An album that proves just how inventive Lidell can be.
Wendy Roby 2010
Jamie Lidell’s third album for Warp is not something you can listen to sitting down. It’s a mutating and thoroughly amiable record that uses funk and soul merely as a jumping-off point, before fidgeting off elsewhere. So let’s dismiss those “blue-eyed soul boy” clichés to the back of the lazy drawer.
Compass was written in a month and recorded between Beck’s Hudson Studios in LA and Feist's ranch, as well as bases in New York and Canada. Lidell’s co-conspirators here also include Gonzales, Chris Taylor of Grizzly Bear and Pat Sansone of Wilco. And maybe that’s why it feels like quite a skip from 2008’s Jim, and such a giant leap from his Warp debut, 2005’s Multiply. This time around, it seems Lidell is determined to take things further, by dirtying an (already messy) funk blueprint.

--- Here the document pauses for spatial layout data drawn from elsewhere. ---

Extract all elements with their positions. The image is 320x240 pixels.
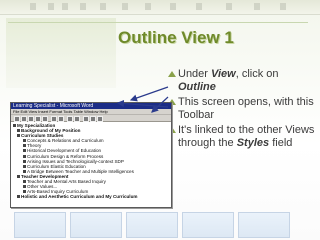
- decorative-pane: [6, 18, 116, 88]
- outline-bullet-icon: [17, 174, 20, 178]
- outline-bullet-icon: [23, 144, 26, 148]
- outline-bullet-icon: [23, 190, 26, 194]
- bottom-panel: [182, 212, 234, 238]
- outline-bullet-icon: [17, 134, 20, 138]
- outline-bullet-icon: [23, 149, 26, 153]
- outline-bullet-icon: [23, 185, 26, 189]
- outline-row[interactable]: Holistic and Aesthetic Curriculum and My…: [13, 194, 169, 199]
- outline-toolbar: [11, 115, 171, 122]
- outline-bullet-icon: [23, 169, 26, 173]
- outline-row-text: Holistic and Aesthetic Curriculum and My…: [21, 194, 138, 200]
- bottom-panel: [70, 212, 122, 238]
- outline-bullet-icon: [23, 159, 26, 163]
- bullet-item: This screen opens, with this Toolbar: [168, 96, 316, 122]
- outline-bullet-icon: [13, 124, 16, 127]
- outline-bullet-icon: [23, 180, 26, 184]
- triangle-bullet-icon: [168, 71, 176, 77]
- bullet-list: Under View, click on Outline This screen…: [168, 68, 316, 152]
- top-decoration: [0, 0, 320, 15]
- bullet-item: Under View, click on Outline: [168, 68, 316, 94]
- outline-bullet-icon: [17, 195, 20, 199]
- bullet-item: It's linked to the other Views through t…: [168, 124, 316, 150]
- bottom-panel: [126, 212, 178, 238]
- outline-bullet-icon: [17, 129, 20, 133]
- bottom-panel: [238, 212, 290, 238]
- outline-bullet-icon: [23, 164, 26, 168]
- word-outline-screenshot: Learning Specialist - Microsoft Word Fil…: [10, 102, 172, 208]
- bottom-panel: [14, 212, 66, 238]
- divider: [8, 22, 308, 23]
- outline-bullet-icon: [23, 139, 26, 143]
- outline-bullet-icon: [23, 154, 26, 158]
- slide-title: Outline View 1: [118, 28, 234, 47]
- outline-document: My Specialization Background of My Positi…: [11, 122, 171, 207]
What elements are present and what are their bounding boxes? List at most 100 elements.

Album openers Completely Exposed – with its rumbling bass and propulsive beat-boxing – and Your Sweet Boom are characteristic of this messiness, with heavy distortion applied to Lidell’s vocals. Whereas it seems churlish to the point of humourless not see the cheek in She Needs Me. “I was hoping she’d let me in / For more than a cup of tea,” sings Jamie on this slow-mo’ lady-seducer. Meanwhile, The Ring has wonky keyboards that naturally remind you of Stevie Wonder circa Innervisions. But to focus on this sort of retro comparison would be to ignore all the brilliantly crazy stuff that’s also going on. Jamie Lidell is not Jamiroquai.
It’s a Kiss is squelchy, and you could argue lyrics like “When you’re speaking, I only see your lips” as sounding the tiniest bit “Shut up woman, and kiss me”. But it’s fun. And though Compass initially seems like the least interesting song on the album, that’s the beauty of the surprises in store. Easing into Morricone-style brass before morphing into a truly commendable, ramshackle mid-section, the sheer range of drum beats on the title track are extraordinary. It sounds as if it’s been captured in a huge hall with a school orchestra at one end and street drummers at the other, battling it out. Big Drift recalls Protection-era Massive Attack, with its dense, half-asleep atmospherics and – of all things – wind chimes.
The low-slung bass of Gypsy Blood sees Lidell use stadium riffs of the sort people who call their guitars “axes” might use. Coma Chameleon is also a highlight, with deliberately discordant, speaker-blowing brass. And it’s at this point you find yourself wishing to appropriate a phrase used to describe modern jazz, because it really does sound like “a fire in a zoo”. But in a good way.
At the end of Compass comes You See My Light, which – taken as closing hymn – nearly makes sense. But it’s a shame it sounds so smooth, when the rest of the album proves just how inventive Lidell can be.